Feeling distracted? Crashing against the waves rather than going with the flow? Trying to get to grips with a project or task when you are:

  • unmotivated,

  • distracted or

  • low on energy or mood

Can feel like an unsurmountable pressure, when your mind and body is crying out in rebellion against the "shoulds" and the "musts" you are fighting inside.

How do you weather this storm?

  • Learning to be with what is uncomfortable and not fighting or ignoring it.

  • Simply by noticing a negative thought, self criticism or self imposed pressure, and acknowledging it for what it is, nothing more, nothing less.

  • It is a thought "X", it makes me feel "Y", but I don't have to act "Z" on it.

  • I have options "A" to "W" to choose from!

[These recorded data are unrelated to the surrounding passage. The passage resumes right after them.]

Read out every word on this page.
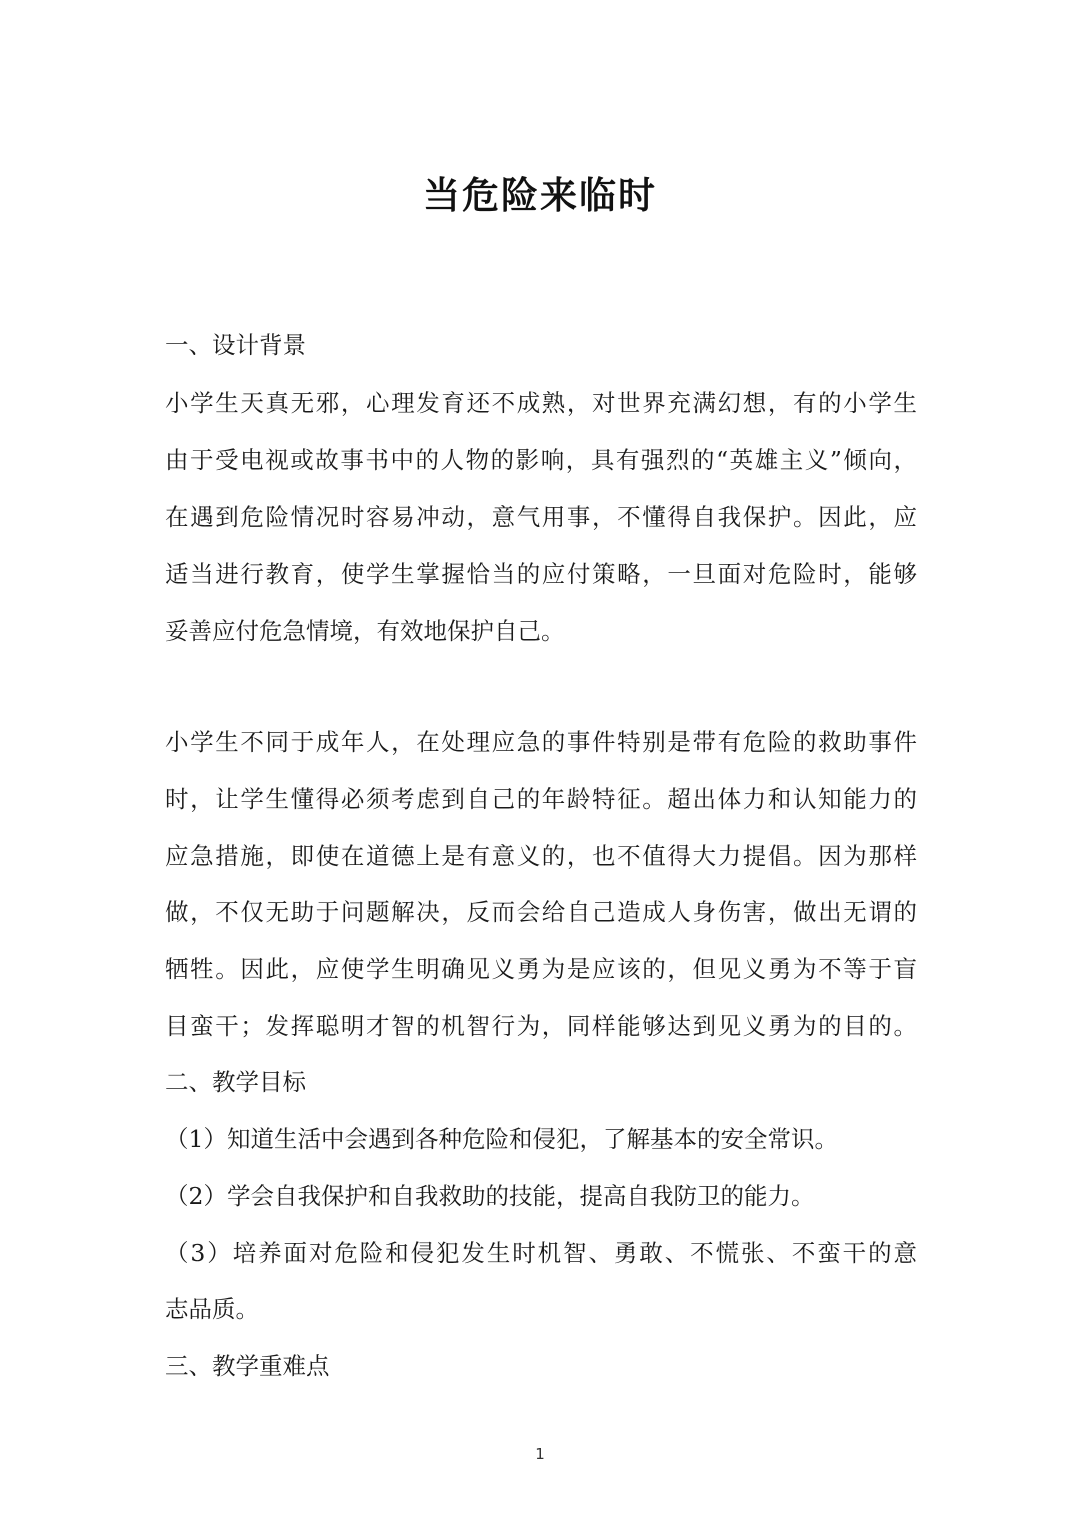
当危险来临时
一、设计背景
小学生天真无邪，心理发育还不成熟，对世界充满幻想，有的小学生
由于受电视或故事书中的人物的影响，具有强烈的“英雄主义”倾向，
在遇到危险情况时容易冲动，意气用事，不懂得自我保护。因此，应
适当进行教育，使学生掌握恰当的应付策略，一旦面对危险时，能够
妥善应付危急情境，有效地保护自己。
小学生不同于成年人，在处理应急的事件特别是带有危险的救助事件
时，让学生懂得必须考虑到自己的年龄特征。超出体力和认知能力的
应急措施，即使在道德上是有意义的，也不值得大力提倡。因为那样
做，不仅无助于问题解决，反而会给自己造成人身伤害，做出无谓的
牺牲。因此，应使学生明确见义勇为是应该的，但见义勇为不等于盲
目蛮干；发挥聪明才智的机智行为，同样能够达到见义勇为的目的。
二、教学目标
（1）知道生活中会遇到各种危险和侵犯，了解基本的安全常识。
（2）学会自我保护和自我救助的技能，提高自我防卫的能力。
（3）培养面对危险和侵犯发生时机智、勇敢、不慌张、不蛮干的意
志品质。
三、教学重难点
1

Sometimes we forget we have other choices. So it can be useful to have a backup list of things you can do to help you weather an internal storm, such as the following exercise:

  1. As soon as you notice a negative thought or uncomfortable bodily sensation, take note of your critical voice and notice where you might be sensing the unpleasant sensation in your body.

  2. Practise 3 - 5 rounds of abdominal breathing, inhaling through your nose for 6 counts, and exhaling through your nose for 8 counts. You can also exhale with a big sigh out through your mouth. Place a hand on your heart and on your belly for extra affect and tuning into the body.

  3. Find a quiet place and journal whatever comes to mind. The worries, the frustrations, the have toos, the pressures, the anger - etc.

  4. Listen to a guided meditation, or just close your eyes and focus on your breathing for 3 to 5 minutes or longer.

  5. Lastly, note your thoughts and bodily sensations after doing these practises.